Network analysis was used to determine the trajectories of cells through the cell cycle. First, the cluster centroids (mean expression for each gene across all the cells from a cluster) were used to compute the Canberra distance measure. In a cycle like a cell cycle, it is expected that on average there would be 2 edges between each cell cycle state. A distance cutoff of 240 led to 2.28 connections per cluster was used to turn the distance matrix into a network.
Network analysis of the clusters was performed using the STRING database (Szklarczyk, Morris et al., 2017) and visualized using Cytoscape software. Transcription factors were identified according to TFcheckpoint (Chawla, Tripathi et al., 2013).
Hypergeometric Analysis and Representation Factor Calculations
Hypergeometric tests (Johnson, Kemp et al., 2005) were carried out in R using function phyper (stat.ethz.ch/R-manual/R-devel/library/stats/html/Hypergeometric.html). Gene lists were prefiltered for the shared genes in each analysis to get the total gene population size, (i.e., 2739 genes for single cell analysis that had greater than 3 counts per cell in at least 10 cells and removing batch-effected genes for G0/G1 bulk RNA-sequencing).

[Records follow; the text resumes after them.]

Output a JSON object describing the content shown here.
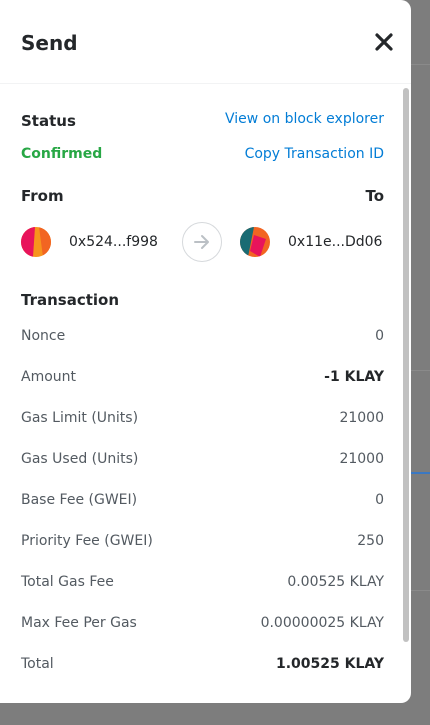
{
  "header": {
    "title": "Send"
  },
  "status": {
    "label": "Status",
    "value": "Confirmed",
    "view_link": "View on block explorer",
    "copy_link": "Copy Transaction ID"
  },
  "parties": {
    "from_label": "From",
    "to_label": "To",
    "from_address": "0x524...f998",
    "to_address": "0x11e...Dd06"
  },
  "transaction": {
    "heading": "Transaction",
    "rows": [
      {
        "label": "Nonce",
        "value": "0"
      },
      {
        "label": "Amount",
        "value": "-1 KLAY"
      },
      {
        "label": "Gas Limit (Units)",
        "value": "21000"
      },
      {
        "label": "Gas Used (Units)",
        "value": "21000"
      },
      {
        "label": "Base Fee (GWEI)",
        "value": "0"
      },
      {
        "label": "Priority Fee (GWEI)",
        "value": "250"
      },
      {
        "label": "Total Gas Fee",
        "value": "0.00525 KLAY"
      },
      {
        "label": "Max Fee Per Gas",
        "value": "0.00000025 KLAY"
      },
      {
        "label": "Total",
        "value": "1.00525 KLAY"
      }
    ]
  },
  "colors": {
    "confirmed": "#28a745",
    "link": "#037dd6"
  }
}
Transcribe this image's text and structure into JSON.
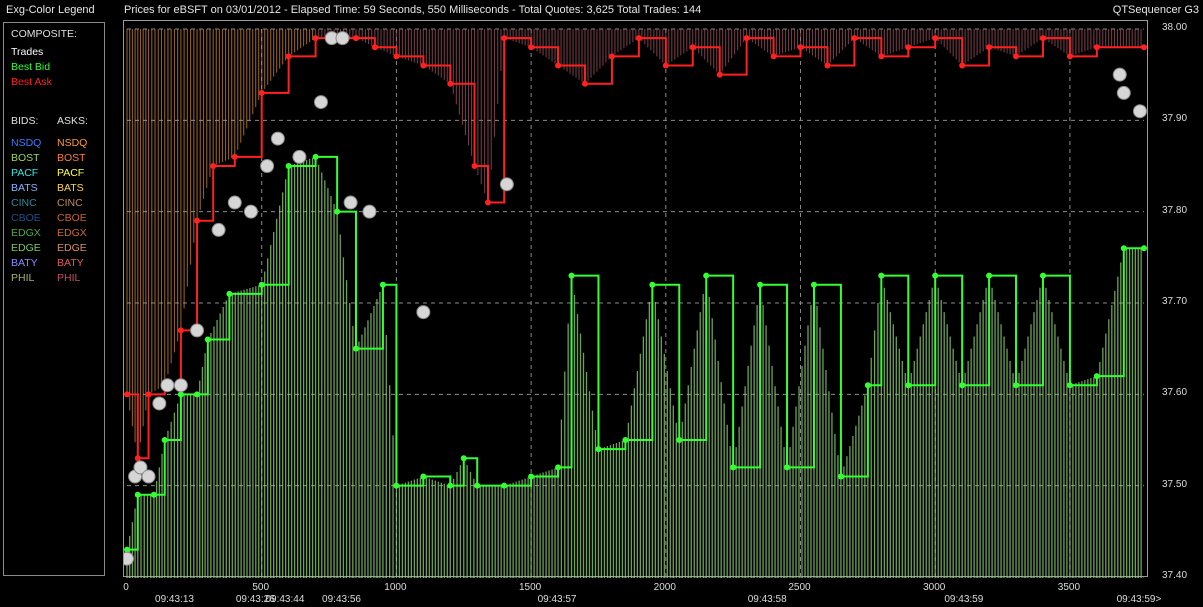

Representation factors were calculated according to (Kim, Lund et al., 2001). The representation factor shows whether genes from one list (list A) are enriched in another list (list B), assuming that genes behave independently.
Author contributions
Project conception and design was carried out by P.J.P., H.M.F., and C.M.T., CRISPR-Cas9 screening was performed by H.M.F., C.M.T., and P.H., hit validation was performed by H.M.F, C.M.T., P.H., and M.K., critical reagents were generated by P.C. and L.C., screen and RNA-seq data analysis and statistics was performed by S.A. and R.B., sequencing was performed under the supervision of J.D., single cell RNA-sequencing was performed by H.M.F. under supervision of J.L.M.-F. and C.T. and the data analyzed, interpreted, and statistics by C.L.P., H.B. performed cancer mutation analysis, J.M. and F.Z. designed the tiling library, S.M.P. provided and validated the hNPCs, and P.J.P. and H.M.F. wrote the manuscript with input from all authors.
Competing interests
The authors declare no competing interests.
Acknowledgements
We thank Jon Cooper, Eric Holland, and members of the Paddison lab for helpful discussions, and Do-Hyun Nam, Xiao-Nan Li, Atsushi Miyawaki, and Sabrina Spencer for providing reagents. This work was supported by the following grants: Interdisciplinary Training in Cancer Fellowship NCI T32CA080416 (PH), NCI/NIH (R01CA190957; R21CA170722; P30CA15704) (PP), DoD Translational New Investigator Award CA100735 (PP), and the Pew Biomedical Scholars Program (PP).